Figure 4. Effect of Dyn A/B on induced epileptiform activity in human hippocampal slices

1. A–C

   Representative traces under conditions of increased KCl (A), together with Dyn A/B (B), or under co‐application of Dyn A/B with 5′‐GNTI (C). * In (A, B) indicate the time interval shown in (D, E).

2. D, E

   Burst events (D) and interictal spikes (E) were recorded from area CA1.

3. F, G

   Treatment with Dyn A/B markedly reduced the amplitude and number of bursts (F) but not of interictal spikes (G). Each color represents the last 5 min of each application for one slice of 4 individual patients. Data sets for each patient represent mean ± SEM for amplitude or absolute number of events. Two‐way ANOVA for repeated measurements revealed high significance not only for interaction (P < 0.0001) and amplitude (P < 0.0001) or interevent intervals (P < 0.0001), but also for the factor patient (P < 0.0001). Therefore, careful interpretation of the raw data is considered as preferred method. For detailed data, see Table EV1.

Figure EV4. Behavioral data of AAV‐pDyn‐injected mice

1. A–K

   Naive mice treated with either AAV‐eGFP (blue columns) or AAV‐pDyn (red columns) were tested in the open‐field (A–C), light–dark (D–F), forced swim (G, H) tail suspension (I, J), and spontaneous alteration (K) test. No differences were observed in anxiety (A–F) or stress‐coping (G–J) behavior. AAV‐pDyn‐injected animals displayed a higher ratio of correct arm entries (K). **P < 0.01, one‐way ANOVA. Data represent mean ± SD of n = 6 per group.

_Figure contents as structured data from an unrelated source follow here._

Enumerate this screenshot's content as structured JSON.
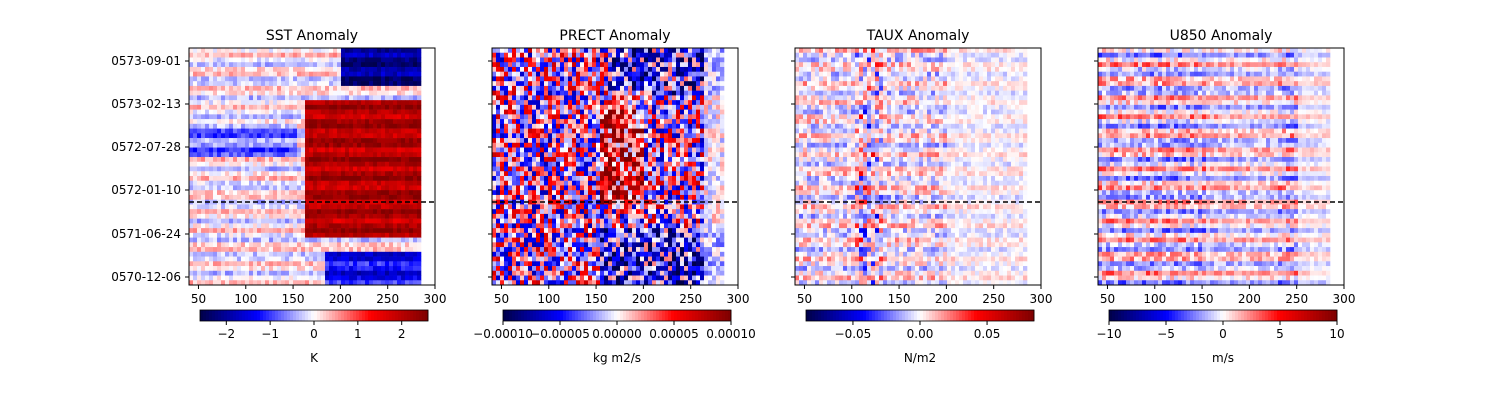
{
  "chart_data": [
    {
      "type": "heatmap",
      "title": "SST Anomaly",
      "x_ticks": [
        50,
        100,
        150,
        200,
        250,
        300
      ],
      "xlim": [
        40,
        300
      ],
      "y_tick_labels": [
        "0573-09-01",
        "0573-02-13",
        "0572-07-28",
        "0572-01-10",
        "0571-06-24",
        "0570-12-06"
      ],
      "dashed_line_date": "0571-10-30",
      "data_extent_x": [
        40,
        282
      ],
      "colorbar": {
        "label": "K",
        "range": [
          -2.6,
          2.6
        ],
        "ticks": [
          -2,
          -1,
          0,
          1,
          2
        ],
        "tick_labels": [
          "−2",
          "−1",
          "0",
          "1",
          "2"
        ],
        "colormap": "seismic"
      }
    },
    {
      "type": "heatmap",
      "title": "PRECT Anomaly",
      "x_ticks": [
        50,
        100,
        150,
        200,
        250,
        300
      ],
      "xlim": [
        40,
        300
      ],
      "y_tick_labels": [
        "0573-09-01",
        "0573-02-13",
        "0572-07-28",
        "0572-01-10",
        "0571-06-24",
        "0570-12-06"
      ],
      "dashed_line_date": "0571-10-30",
      "data_extent_x": [
        40,
        285
      ],
      "colorbar": {
        "label": "kg m2/s",
        "range": [
          -0.0001,
          0.0001
        ],
        "ticks": [
          -0.0001,
          -5e-05,
          0,
          5e-05,
          0.0001
        ],
        "tick_labels": [
          "−0.00010",
          "−0.00005",
          "0.00000",
          "0.00005",
          "0.00010"
        ],
        "colormap": "seismic"
      }
    },
    {
      "type": "heatmap",
      "title": "TAUX Anomaly",
      "x_ticks": [
        50,
        100,
        150,
        200,
        250,
        300
      ],
      "xlim": [
        40,
        300
      ],
      "y_tick_labels": [
        "0573-09-01",
        "0573-02-13",
        "0572-07-28",
        "0572-01-10",
        "0571-06-24",
        "0570-12-06"
      ],
      "dashed_line_date": "0571-10-30",
      "data_extent_x": [
        40,
        282
      ],
      "colorbar": {
        "label": "N/m2",
        "range": [
          -0.085,
          0.085
        ],
        "ticks": [
          -0.05,
          0,
          0.05
        ],
        "tick_labels": [
          "−0.05",
          "0.00",
          "0.05"
        ],
        "colormap": "seismic"
      }
    },
    {
      "type": "heatmap",
      "title": "U850 Anomaly",
      "x_ticks": [
        50,
        100,
        150,
        200,
        250,
        300
      ],
      "xlim": [
        40,
        300
      ],
      "y_tick_labels": [
        "0573-09-01",
        "0573-02-13",
        "0572-07-28",
        "0572-01-10",
        "0571-06-24",
        "0570-12-06"
      ],
      "dashed_line_date": "0571-10-30",
      "data_extent_x": [
        40,
        282
      ],
      "colorbar": {
        "label": "m/s",
        "range": [
          -10,
          10
        ],
        "ticks": [
          -10,
          -5,
          0,
          5,
          10
        ],
        "tick_labels": [
          "−10",
          "−5",
          "0",
          "5",
          "10"
        ],
        "colormap": "seismic"
      }
    }
  ]
}
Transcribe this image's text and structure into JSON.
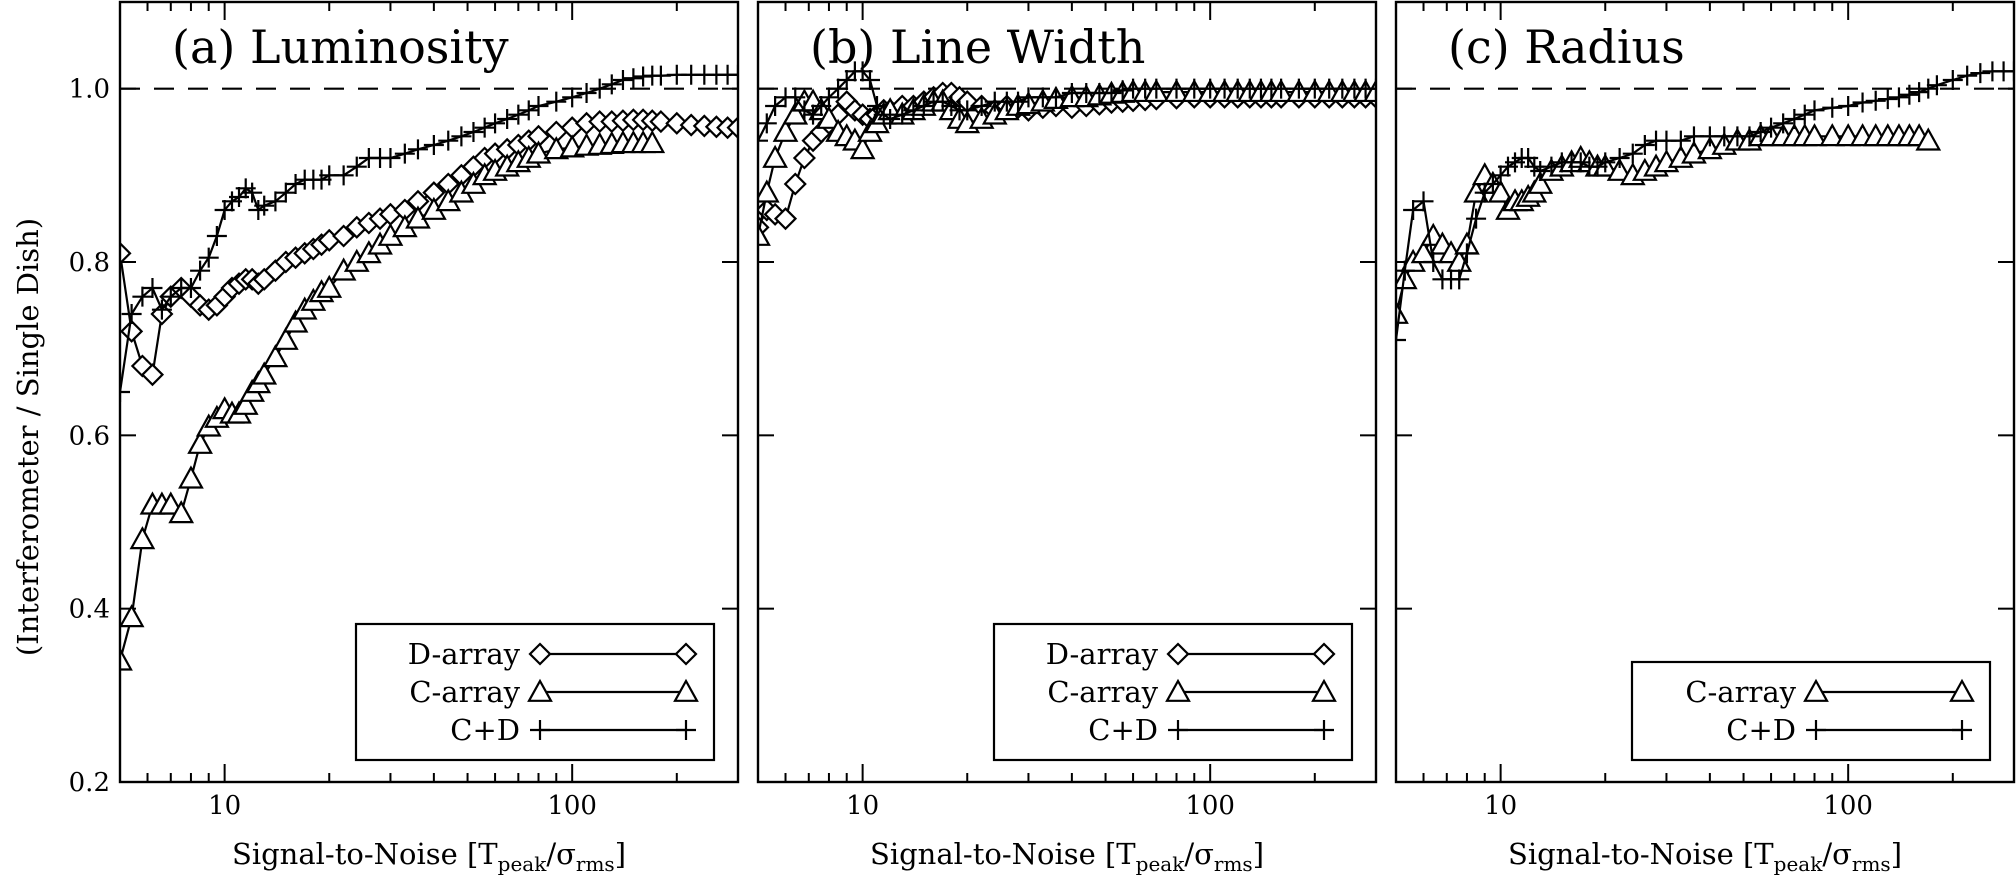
{
  "figure": {
    "ylabel": "(Interferometer / Single Dish)"
  },
  "chart_data": [
    {
      "type": "line",
      "title": "(a) Luminosity",
      "xlabel": {
        "main": "Signal-to-Noise [T",
        "sub1": "peak",
        "mid": "/σ",
        "sub2": "rms",
        "end": "]"
      },
      "xscale": "log",
      "xlim": [
        5,
        300
      ],
      "ylim": [
        0.2,
        1.1
      ],
      "xticks": [
        10,
        100
      ],
      "xtick_labels": [
        "10",
        "100"
      ],
      "yticks": [
        0.2,
        0.4,
        0.6,
        0.8,
        1.0
      ],
      "ytick_labels": [
        "0.2",
        "0.4",
        "0.6",
        "0.8",
        "1.0"
      ],
      "reference_line": 1.0,
      "legend": "bottom-right",
      "series": [
        {
          "name": "D-array",
          "marker": "diamond",
          "x": [
            5.0,
            5.4,
            5.8,
            6.2,
            6.6,
            7.0,
            7.5,
            8.0,
            8.5,
            9.0,
            9.5,
            10,
            10.5,
            11,
            11.5,
            12,
            12.5,
            13,
            14,
            15,
            16,
            17,
            18,
            19,
            20,
            22,
            24,
            26,
            28,
            30,
            33,
            36,
            40,
            44,
            48,
            52,
            56,
            60,
            65,
            70,
            75,
            80,
            90,
            100,
            110,
            120,
            130,
            140,
            150,
            160,
            170,
            180,
            200,
            220,
            240,
            260,
            280,
            300
          ],
          "values": [
            0.81,
            0.72,
            0.68,
            0.67,
            0.74,
            0.76,
            0.77,
            0.76,
            0.75,
            0.745,
            0.75,
            0.76,
            0.77,
            0.775,
            0.78,
            0.78,
            0.775,
            0.78,
            0.79,
            0.8,
            0.805,
            0.81,
            0.815,
            0.82,
            0.825,
            0.83,
            0.84,
            0.845,
            0.85,
            0.855,
            0.86,
            0.87,
            0.88,
            0.89,
            0.9,
            0.91,
            0.92,
            0.925,
            0.93,
            0.935,
            0.94,
            0.945,
            0.95,
            0.955,
            0.96,
            0.962,
            0.962,
            0.963,
            0.964,
            0.964,
            0.963,
            0.962,
            0.96,
            0.958,
            0.957,
            0.956,
            0.955,
            0.955
          ]
        },
        {
          "name": "C-array",
          "marker": "triangle",
          "x": [
            5.0,
            5.4,
            5.8,
            6.2,
            6.6,
            7.0,
            7.5,
            8.0,
            8.5,
            9.0,
            9.5,
            10,
            10.5,
            11,
            11.5,
            12,
            12.5,
            13,
            14,
            15,
            16,
            17,
            18,
            19,
            20,
            22,
            24,
            26,
            28,
            30,
            33,
            36,
            40,
            44,
            48,
            52,
            56,
            60,
            65,
            70,
            75,
            80,
            90,
            100,
            110,
            120,
            130,
            140,
            150,
            160,
            170
          ],
          "values": [
            0.34,
            0.39,
            0.48,
            0.52,
            0.52,
            0.52,
            0.51,
            0.55,
            0.59,
            0.61,
            0.62,
            0.63,
            0.625,
            0.625,
            0.635,
            0.65,
            0.66,
            0.67,
            0.69,
            0.71,
            0.73,
            0.745,
            0.755,
            0.765,
            0.77,
            0.79,
            0.8,
            0.81,
            0.82,
            0.83,
            0.84,
            0.85,
            0.86,
            0.87,
            0.88,
            0.89,
            0.9,
            0.905,
            0.91,
            0.915,
            0.92,
            0.925,
            0.93,
            0.932,
            0.934,
            0.935,
            0.936,
            0.937,
            0.937,
            0.937,
            0.937
          ]
        },
        {
          "name": "C+D",
          "marker": "plus",
          "x": [
            5.0,
            5.4,
            5.8,
            6.2,
            6.6,
            7.0,
            7.5,
            8.0,
            8.5,
            9.0,
            9.5,
            10,
            10.5,
            11,
            11.5,
            12,
            12.5,
            13,
            14,
            15,
            16,
            17,
            18,
            19,
            20,
            22,
            24,
            26,
            28,
            30,
            33,
            36,
            40,
            44,
            48,
            52,
            56,
            60,
            65,
            70,
            75,
            80,
            90,
            100,
            110,
            120,
            130,
            140,
            150,
            160,
            170,
            180,
            200,
            220,
            240,
            260,
            280,
            300
          ],
          "values": [
            0.65,
            0.74,
            0.76,
            0.77,
            0.745,
            0.76,
            0.77,
            0.77,
            0.79,
            0.805,
            0.83,
            0.86,
            0.87,
            0.875,
            0.885,
            0.88,
            0.86,
            0.865,
            0.87,
            0.88,
            0.89,
            0.895,
            0.895,
            0.895,
            0.9,
            0.9,
            0.91,
            0.92,
            0.92,
            0.92,
            0.925,
            0.93,
            0.935,
            0.94,
            0.945,
            0.95,
            0.955,
            0.96,
            0.965,
            0.97,
            0.975,
            0.98,
            0.985,
            0.99,
            0.995,
            1.0,
            1.005,
            1.01,
            1.012,
            1.014,
            1.015,
            1.015,
            1.016,
            1.016,
            1.016,
            1.016,
            1.016,
            1.016
          ]
        }
      ]
    },
    {
      "type": "line",
      "title": "(b) Line Width",
      "xlabel": {
        "main": "Signal-to-Noise [T",
        "sub1": "peak",
        "mid": "/σ",
        "sub2": "rms",
        "end": "]"
      },
      "xscale": "log",
      "xlim": [
        5,
        300
      ],
      "ylim": [
        0.2,
        1.1
      ],
      "xticks": [
        10,
        100
      ],
      "xtick_labels": [
        "10",
        "100"
      ],
      "yticks": [
        0.2,
        0.4,
        0.6,
        0.8,
        1.0
      ],
      "ytick_labels": [
        "0.2",
        "0.4",
        "0.6",
        "0.8",
        "1.0"
      ],
      "reference_line": 1.0,
      "legend": "bottom-right",
      "series": [
        {
          "name": "D-array",
          "marker": "diamond",
          "x": [
            5.0,
            5.3,
            5.6,
            6.0,
            6.4,
            6.8,
            7.2,
            7.6,
            8.0,
            8.5,
            9.0,
            9.5,
            10,
            10.5,
            11,
            11.5,
            12,
            13,
            14,
            15,
            16,
            17,
            18,
            19,
            20,
            22,
            24,
            26,
            28,
            30,
            33,
            36,
            40,
            44,
            48,
            52,
            56,
            60,
            65,
            70,
            80,
            90,
            100,
            110,
            120,
            130,
            140,
            150,
            160,
            180,
            200,
            220,
            240,
            260,
            280,
            300
          ],
          "values": [
            0.84,
            0.86,
            0.855,
            0.85,
            0.89,
            0.92,
            0.94,
            0.95,
            0.96,
            0.97,
            0.985,
            0.975,
            0.97,
            0.965,
            0.97,
            0.975,
            0.975,
            0.98,
            0.98,
            0.985,
            0.99,
            0.995,
            0.995,
            0.99,
            0.985,
            0.98,
            0.975,
            0.98,
            0.978,
            0.975,
            0.978,
            0.98,
            0.978,
            0.98,
            0.982,
            0.984,
            0.985,
            0.986,
            0.987,
            0.988,
            0.989,
            0.99,
            0.99,
            0.99,
            0.99,
            0.99,
            0.99,
            0.99,
            0.99,
            0.99,
            0.99,
            0.99,
            0.99,
            0.99,
            0.99,
            0.99
          ]
        },
        {
          "name": "C-array",
          "marker": "triangle",
          "x": [
            5.0,
            5.3,
            5.6,
            6.0,
            6.4,
            6.8,
            7.2,
            7.6,
            8.0,
            8.5,
            9.0,
            9.5,
            10,
            10.5,
            11,
            11.5,
            12,
            13,
            14,
            15,
            16,
            17,
            18,
            19,
            20,
            22,
            24,
            26,
            28,
            30,
            33,
            36,
            40,
            44,
            48,
            52,
            56,
            60,
            65,
            70,
            80,
            90,
            100,
            110,
            120,
            130,
            140,
            150,
            160,
            180,
            200,
            220,
            240,
            260,
            280,
            300
          ],
          "values": [
            0.83,
            0.88,
            0.92,
            0.95,
            0.97,
            0.985,
            0.985,
            0.975,
            0.965,
            0.95,
            0.945,
            0.94,
            0.93,
            0.95,
            0.96,
            0.97,
            0.975,
            0.97,
            0.975,
            0.98,
            0.985,
            0.985,
            0.975,
            0.965,
            0.96,
            0.965,
            0.97,
            0.975,
            0.98,
            0.982,
            0.985,
            0.988,
            0.99,
            0.99,
            0.992,
            0.994,
            0.995,
            0.996,
            0.996,
            0.996,
            0.996,
            0.996,
            0.996,
            0.996,
            0.996,
            0.996,
            0.996,
            0.996,
            0.996,
            0.996,
            0.996,
            0.996,
            0.996,
            0.996,
            0.996,
            0.996
          ]
        },
        {
          "name": "C+D",
          "marker": "plus",
          "x": [
            5.0,
            5.3,
            5.6,
            6.0,
            6.4,
            6.8,
            7.2,
            7.6,
            8.0,
            8.5,
            9.0,
            9.5,
            10,
            10.5,
            11,
            11.5,
            12,
            13,
            14,
            15,
            16,
            17,
            18,
            19,
            20,
            22,
            24,
            26,
            28,
            30,
            33,
            36,
            40,
            44,
            48,
            52,
            56,
            60,
            65,
            70,
            80,
            90,
            100,
            110,
            120,
            130,
            140,
            150,
            160,
            180,
            200,
            220,
            240,
            260,
            280,
            300
          ],
          "values": [
            0.94,
            0.96,
            0.98,
            0.99,
            0.99,
            0.975,
            0.97,
            0.98,
            0.99,
            1.0,
            1.01,
            1.02,
            1.02,
            1.01,
            0.98,
            0.97,
            0.965,
            0.97,
            0.975,
            0.98,
            0.985,
            0.985,
            0.98,
            0.975,
            0.975,
            0.98,
            0.985,
            0.985,
            0.985,
            0.99,
            0.99,
            0.99,
            0.995,
            0.995,
            0.995,
            0.995,
            0.998,
            1.0,
            1.0,
            1.0,
            1.0,
            1.0,
            1.0,
            1.0,
            1.0,
            1.0,
            1.0,
            1.0,
            1.0,
            1.0,
            1.0,
            1.0,
            1.0,
            1.0,
            1.0,
            1.0
          ]
        }
      ]
    },
    {
      "type": "line",
      "title": "(c) Radius",
      "xlabel": {
        "main": "Signal-to-Noise [T",
        "sub1": "peak",
        "mid": "/σ",
        "sub2": "rms",
        "end": "]"
      },
      "xscale": "log",
      "xlim": [
        5,
        300
      ],
      "ylim": [
        0.2,
        1.1
      ],
      "xticks": [
        10,
        100
      ],
      "xtick_labels": [
        "10",
        "100"
      ],
      "yticks": [
        0.2,
        0.4,
        0.6,
        0.8,
        1.0
      ],
      "ytick_labels": [
        "0.2",
        "0.4",
        "0.6",
        "0.8",
        "1.0"
      ],
      "reference_line": 1.0,
      "legend": "bottom-right",
      "series": [
        {
          "name": "C-array",
          "marker": "triangle",
          "x": [
            5.0,
            5.3,
            5.6,
            6.0,
            6.4,
            6.8,
            7.2,
            7.6,
            8.0,
            8.5,
            9.0,
            9.5,
            10,
            10.5,
            11,
            11.5,
            12,
            12.5,
            13,
            14,
            15,
            16,
            17,
            18,
            19,
            20,
            22,
            24,
            26,
            28,
            30,
            33,
            36,
            40,
            44,
            48,
            52,
            56,
            60,
            65,
            70,
            75,
            80,
            90,
            100,
            110,
            120,
            130,
            140,
            150,
            160,
            170
          ],
          "values": [
            0.74,
            0.78,
            0.8,
            0.81,
            0.83,
            0.82,
            0.81,
            0.8,
            0.82,
            0.88,
            0.9,
            0.89,
            0.88,
            0.86,
            0.87,
            0.87,
            0.875,
            0.88,
            0.89,
            0.905,
            0.91,
            0.915,
            0.92,
            0.915,
            0.91,
            0.91,
            0.905,
            0.9,
            0.905,
            0.91,
            0.915,
            0.92,
            0.925,
            0.93,
            0.935,
            0.94,
            0.94,
            0.945,
            0.945,
            0.945,
            0.945,
            0.945,
            0.945,
            0.945,
            0.945,
            0.945,
            0.945,
            0.945,
            0.945,
            0.945,
            0.945,
            0.94
          ]
        },
        {
          "name": "C+D",
          "marker": "plus",
          "x": [
            5.0,
            5.3,
            5.6,
            6.0,
            6.4,
            6.8,
            7.2,
            7.6,
            8.0,
            8.5,
            9.0,
            9.5,
            10,
            10.5,
            11,
            11.5,
            12,
            12.5,
            13,
            14,
            15,
            16,
            17,
            18,
            19,
            20,
            22,
            24,
            26,
            28,
            30,
            33,
            36,
            40,
            44,
            48,
            52,
            56,
            60,
            65,
            70,
            75,
            80,
            90,
            100,
            110,
            120,
            130,
            140,
            150,
            160,
            170,
            180,
            200,
            220,
            240,
            260,
            280,
            300
          ],
          "values": [
            0.71,
            0.79,
            0.86,
            0.87,
            0.8,
            0.78,
            0.78,
            0.78,
            0.81,
            0.85,
            0.88,
            0.89,
            0.9,
            0.91,
            0.915,
            0.92,
            0.92,
            0.91,
            0.905,
            0.91,
            0.915,
            0.915,
            0.915,
            0.91,
            0.91,
            0.915,
            0.92,
            0.925,
            0.935,
            0.94,
            0.94,
            0.94,
            0.945,
            0.945,
            0.945,
            0.945,
            0.945,
            0.95,
            0.955,
            0.96,
            0.965,
            0.97,
            0.975,
            0.978,
            0.98,
            0.984,
            0.986,
            0.988,
            0.99,
            0.993,
            0.996,
            1.0,
            1.004,
            1.01,
            1.015,
            1.018,
            1.02,
            1.02,
            1.02
          ]
        }
      ]
    }
  ]
}
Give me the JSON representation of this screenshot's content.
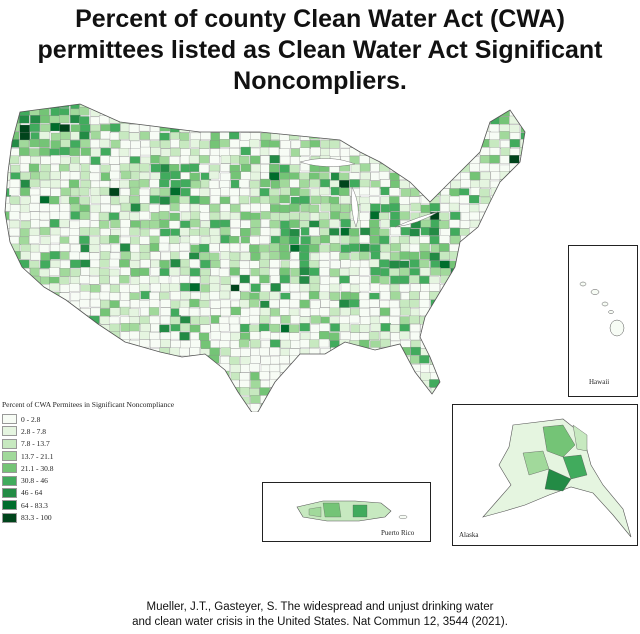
{
  "title": {
    "line1": "Percent of county Clean Water Act (CWA)",
    "line2": "permittees listed as Clean Water Act Significant",
    "line3": "Noncompliers."
  },
  "legend": {
    "title": "Percent of CWA Permitees in Significant Noncompliance",
    "items": [
      {
        "label": "0 - 2.8",
        "color": "#f7fcf5"
      },
      {
        "label": "2.8 - 7.8",
        "color": "#e5f5e0"
      },
      {
        "label": "7.8 - 13.7",
        "color": "#c7e9c0"
      },
      {
        "label": "13.7 - 21.1",
        "color": "#a1d99b"
      },
      {
        "label": "21.1 - 30.8",
        "color": "#74c476"
      },
      {
        "label": "30.8 - 46",
        "color": "#41ab5d"
      },
      {
        "label": "46 - 64",
        "color": "#238b45"
      },
      {
        "label": "64 - 83.3",
        "color": "#006d2c"
      },
      {
        "label": "83.3 - 100",
        "color": "#00441b"
      }
    ]
  },
  "insets": {
    "hawaii": "Hawaii",
    "alaska": "Alaska",
    "puerto_rico": "Puerto Rico"
  },
  "citation": {
    "line1": "Mueller, J.T., Gasteyer, S. The widespread and unjust drinking water",
    "line2": "and clean water crisis in the United States. Nat Commun 12, 3544 (2021)."
  }
}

Figure 5. Vector spread and analysis of inflammatory effects of AAV‐pDyn

1. A

   In situ hybridization for AAV‐derived pDyn mRNA at 10 weeks post‐AAV‐pDyn delivery in the left dorsal hippocampus is depicted for a single brain at five levels between 1.1 (left) and 2.3 (right) mm from bregma. The probe specifically detects the codon‐optimized sequence; therefore, the contralateral side represents a control devoid of the respective mRNA.

2. B–F

   At 10 weeks post‐AAV‐pDyn delivery, markers of inflammation were analyzed as follows: Relative optical densities (ROD) were evaluated from film autoradiographs after in situ hybridization for mRNAs of inflammatory markers (interleukin‐1β (B), interleukin‐6 (C), interleukin‐1a receptor agonist (D), tumor necrosis factor‐α (E), and nitric oxide synthase‐1 (F)) in 3 principal sub‐regions of the hippocampus in AAV‐pDyn (n = 7; red)‐ or AAV‐eGFP (n = 5; blue)‐injected animals. GC = granule cell layer; CA = cornu ammonis. Data represent mean ± standard deviation.

Figure 6. Modulation of synaptic transmission by dynorphin

Graphical summary of the alterations in the dynorphinergic system between healthy (top panel) and epileptic (middle panel) hippocampi and their consequences on neuronal signaling. The bottom panel indicates the proposed mode of action of AAV‐pDyn gene therapy. The incoming burst stimulus triggers the release of dynorphins in a “release on demand” mode.